A vector of color names, the name of an RColorBrewer
palette, the name of a viridis palette, or a discrete palette
accessible from the paletteer package using the <package>::<palette>
syntax (e.g., "wesanderson::IsleofDogs1"). If providing a vector of
colors as a palette, each color value provided must either be a color name
(Only R/X11 color names or CSS 3.0 color names) or a hexadecimal string in
the form of "#RRGGBB" or "#RRGGBBAA". If nothing is provided here, the
default R color palette is used (i.e., the colors from palette()).
The possible values that can be mapped. For the "numeric" and
"bin" methods, this can be a numeric range specified with a length of two
vector. Representative numeric data is needed for the "quantile" method
and categorical data must be used for the "factor" method. If NULL (the
default value), the values in each column or row (depending on direction)

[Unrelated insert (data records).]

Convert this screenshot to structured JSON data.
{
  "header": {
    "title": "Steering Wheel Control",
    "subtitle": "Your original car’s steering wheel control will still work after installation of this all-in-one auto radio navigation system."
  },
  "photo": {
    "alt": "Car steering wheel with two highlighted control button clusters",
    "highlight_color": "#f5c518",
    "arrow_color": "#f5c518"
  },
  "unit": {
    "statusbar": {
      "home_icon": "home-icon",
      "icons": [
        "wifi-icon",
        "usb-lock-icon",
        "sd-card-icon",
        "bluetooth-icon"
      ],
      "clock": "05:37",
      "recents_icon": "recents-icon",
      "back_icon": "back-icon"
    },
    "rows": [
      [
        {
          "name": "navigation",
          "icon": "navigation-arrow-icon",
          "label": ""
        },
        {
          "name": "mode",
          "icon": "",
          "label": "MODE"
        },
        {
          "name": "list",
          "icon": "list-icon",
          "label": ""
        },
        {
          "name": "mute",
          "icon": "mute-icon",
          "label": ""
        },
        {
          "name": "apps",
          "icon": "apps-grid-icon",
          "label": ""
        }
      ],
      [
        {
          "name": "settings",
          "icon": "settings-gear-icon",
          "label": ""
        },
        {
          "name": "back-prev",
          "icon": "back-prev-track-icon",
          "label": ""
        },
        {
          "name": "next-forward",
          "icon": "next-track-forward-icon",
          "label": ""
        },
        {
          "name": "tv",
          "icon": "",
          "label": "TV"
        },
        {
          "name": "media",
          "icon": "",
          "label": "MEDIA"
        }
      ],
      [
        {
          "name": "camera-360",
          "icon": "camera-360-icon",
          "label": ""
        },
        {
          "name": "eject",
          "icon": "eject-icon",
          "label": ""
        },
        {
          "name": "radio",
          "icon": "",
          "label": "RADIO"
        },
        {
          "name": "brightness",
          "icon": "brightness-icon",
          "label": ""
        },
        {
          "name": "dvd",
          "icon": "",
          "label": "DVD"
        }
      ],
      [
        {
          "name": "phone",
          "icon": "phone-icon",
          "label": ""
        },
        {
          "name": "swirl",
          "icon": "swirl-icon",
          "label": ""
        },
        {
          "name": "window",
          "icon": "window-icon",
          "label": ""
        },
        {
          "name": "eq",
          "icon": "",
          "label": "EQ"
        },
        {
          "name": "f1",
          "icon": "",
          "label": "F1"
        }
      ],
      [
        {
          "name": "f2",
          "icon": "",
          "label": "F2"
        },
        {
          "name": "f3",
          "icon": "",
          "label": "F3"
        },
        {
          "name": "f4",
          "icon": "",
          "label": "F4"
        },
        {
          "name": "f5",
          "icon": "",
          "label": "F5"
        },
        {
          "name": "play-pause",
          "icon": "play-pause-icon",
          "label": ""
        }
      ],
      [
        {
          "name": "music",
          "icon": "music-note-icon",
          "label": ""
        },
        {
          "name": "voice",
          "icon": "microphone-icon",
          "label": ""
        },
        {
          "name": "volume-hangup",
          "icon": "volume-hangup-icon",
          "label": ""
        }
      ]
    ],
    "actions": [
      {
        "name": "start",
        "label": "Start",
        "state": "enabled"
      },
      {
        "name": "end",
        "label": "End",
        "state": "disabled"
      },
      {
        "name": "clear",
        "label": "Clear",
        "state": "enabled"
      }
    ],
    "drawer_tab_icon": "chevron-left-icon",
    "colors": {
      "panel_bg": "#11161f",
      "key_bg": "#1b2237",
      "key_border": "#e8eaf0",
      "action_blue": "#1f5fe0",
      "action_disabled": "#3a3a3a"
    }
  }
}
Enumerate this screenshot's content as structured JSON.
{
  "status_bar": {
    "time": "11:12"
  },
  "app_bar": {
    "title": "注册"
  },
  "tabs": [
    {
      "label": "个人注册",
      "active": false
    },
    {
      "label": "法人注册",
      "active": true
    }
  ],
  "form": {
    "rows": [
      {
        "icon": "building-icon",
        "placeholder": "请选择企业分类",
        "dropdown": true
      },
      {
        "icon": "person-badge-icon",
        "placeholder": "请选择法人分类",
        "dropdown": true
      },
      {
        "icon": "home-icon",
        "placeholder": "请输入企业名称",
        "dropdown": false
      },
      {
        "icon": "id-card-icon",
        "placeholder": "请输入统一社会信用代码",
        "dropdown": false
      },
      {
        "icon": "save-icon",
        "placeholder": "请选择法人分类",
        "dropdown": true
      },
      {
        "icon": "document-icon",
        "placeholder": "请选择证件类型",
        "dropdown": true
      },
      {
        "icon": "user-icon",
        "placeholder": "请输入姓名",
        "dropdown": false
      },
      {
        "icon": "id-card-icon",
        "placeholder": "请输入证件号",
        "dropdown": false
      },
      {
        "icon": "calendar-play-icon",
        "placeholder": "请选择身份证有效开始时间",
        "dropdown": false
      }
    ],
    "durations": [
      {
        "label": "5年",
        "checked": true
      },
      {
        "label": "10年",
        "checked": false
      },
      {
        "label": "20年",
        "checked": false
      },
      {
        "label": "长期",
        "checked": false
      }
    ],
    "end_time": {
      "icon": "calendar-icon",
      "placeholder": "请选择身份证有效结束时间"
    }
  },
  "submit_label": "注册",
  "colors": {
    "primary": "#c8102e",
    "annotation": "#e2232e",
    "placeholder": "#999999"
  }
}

value will represent the domain.
For method = "bin" this can either be a numeric vector of two
or more unique cut points, or, a single numeric value (greater than or
equal to 2) giving the number of intervals into which the domain values
are to be cut. By default, this is 8.
For method = "quantile" this is the number of equal-size
quantiles to use. By default, this is set to 4.
For method = "factor" this allows for an alternate way of
specifying levels. If anything is provided here then any value supplied to
domain will be ignored. This should be a character vector of unique
values.
For method = "factor", setting this to TRUE means that the
vector supplied to domain will be treated as being in the correct order
if that vector needs to be coerced to a factor. By default, this is
FALSE.
The color to use for missing values. By default (with
na_color = NULL) gray, "#808080", will be used.

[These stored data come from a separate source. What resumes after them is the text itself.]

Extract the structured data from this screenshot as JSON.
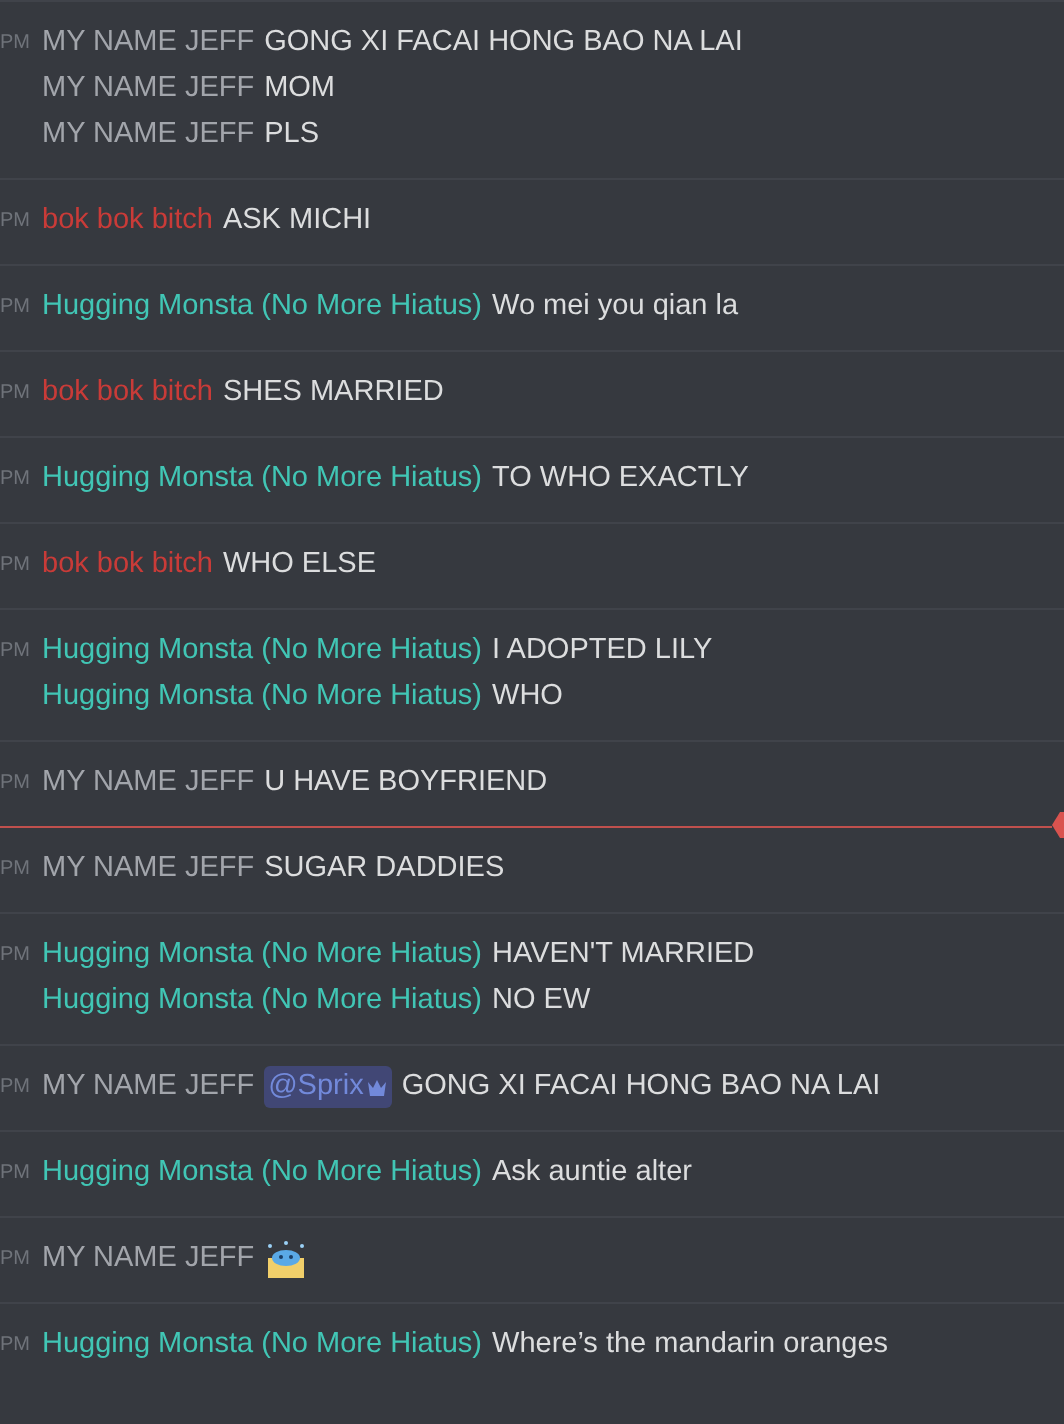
{
  "messages_groups": [
    {
      "time": "PM",
      "unread_divider": false,
      "messages": [
        {
          "author": "MY NAME JEFF",
          "color": "#a2a5ab",
          "text": "GONG XI FACAI HONG BAO NA LAI"
        },
        {
          "author": "MY NAME JEFF",
          "color": "#a2a5ab",
          "text": "MOM"
        },
        {
          "author": "MY NAME JEFF",
          "color": "#a2a5ab",
          "text": "PLS"
        }
      ]
    },
    {
      "time": "PM",
      "unread_divider": false,
      "messages": [
        {
          "author": "bok bok bitch",
          "color": "#c93b38",
          "text": "ASK MICHI"
        }
      ]
    },
    {
      "time": "PM",
      "unread_divider": false,
      "messages": [
        {
          "author": "Hugging Monsta (No More Hiatus)",
          "color": "#41c6b5",
          "text": "Wo mei you qian la"
        }
      ]
    },
    {
      "time": "PM",
      "unread_divider": false,
      "messages": [
        {
          "author": "bok bok bitch",
          "color": "#c93b38",
          "text": "SHES MARRIED"
        }
      ]
    },
    {
      "time": "PM",
      "unread_divider": false,
      "messages": [
        {
          "author": "Hugging Monsta (No More Hiatus)",
          "color": "#41c6b5",
          "text": "TO WHO EXACTLY"
        }
      ]
    },
    {
      "time": "PM",
      "unread_divider": false,
      "messages": [
        {
          "author": "bok bok bitch",
          "color": "#c93b38",
          "text": "WHO ELSE"
        }
      ]
    },
    {
      "time": "PM",
      "unread_divider": false,
      "messages": [
        {
          "author": "Hugging Monsta (No More Hiatus)",
          "color": "#41c6b5",
          "text": "I ADOPTED LILY"
        },
        {
          "author": "Hugging Monsta (No More Hiatus)",
          "color": "#41c6b5",
          "text": "WHO"
        }
      ]
    },
    {
      "time": "PM",
      "unread_divider": false,
      "messages": [
        {
          "author": "MY NAME JEFF",
          "color": "#a2a5ab",
          "text": "U HAVE BOYFRIEND"
        }
      ]
    },
    {
      "time": "PM",
      "unread_divider": true,
      "messages": [
        {
          "author": "MY NAME JEFF",
          "color": "#a2a5ab",
          "text": "SUGAR DADDIES"
        }
      ]
    },
    {
      "time": "PM",
      "unread_divider": false,
      "messages": [
        {
          "author": "Hugging Monsta (No More Hiatus)",
          "color": "#41c6b5",
          "text": "HAVEN'T MARRIED"
        },
        {
          "author": "Hugging Monsta (No More Hiatus)",
          "color": "#41c6b5",
          "text": "NO EW"
        }
      ]
    },
    {
      "time": "PM",
      "unread_divider": false,
      "messages": [
        {
          "author": "MY NAME JEFF",
          "color": "#a2a5ab",
          "parts": [
            {
              "kind": "mention",
              "text": "@Sprix"
            },
            {
              "kind": "text",
              "text": "GONG XI FACAI HONG BAO NA LAI"
            }
          ]
        }
      ]
    },
    {
      "time": "PM",
      "unread_divider": false,
      "messages": [
        {
          "author": "Hugging Monsta (No More Hiatus)",
          "color": "#41c6b5",
          "text": "Ask auntie alter"
        }
      ]
    },
    {
      "time": "PM",
      "unread_divider": false,
      "messages": [
        {
          "author": "MY NAME JEFF",
          "color": "#a2a5ab",
          "parts": [
            {
              "kind": "emoji"
            }
          ]
        }
      ]
    },
    {
      "time": "PM",
      "unread_divider": false,
      "messages": [
        {
          "author": "Hugging Monsta (No More Hiatus)",
          "color": "#41c6b5",
          "text": "Where’s the mandarin oranges"
        }
      ]
    }
  ]
}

An optional, fixed alpha transparency value that will be applied
to all of the colors provided (regardless of whether a color palette was
directly supplied or generated through a color mapping function).
Should the colors computed operate in reverse order?
If TRUE then colors that normally change from red to blue will change in
the opposite direction. By default, this is FALSE.
A color-mapping function. The function should be able to take a
vector of data values as input and return an equal-length vector of color
values. The col_*() functions provided in the scales package (i.e.,
scales::col_numeric(), scales::col_bin(), and scales::col_factor())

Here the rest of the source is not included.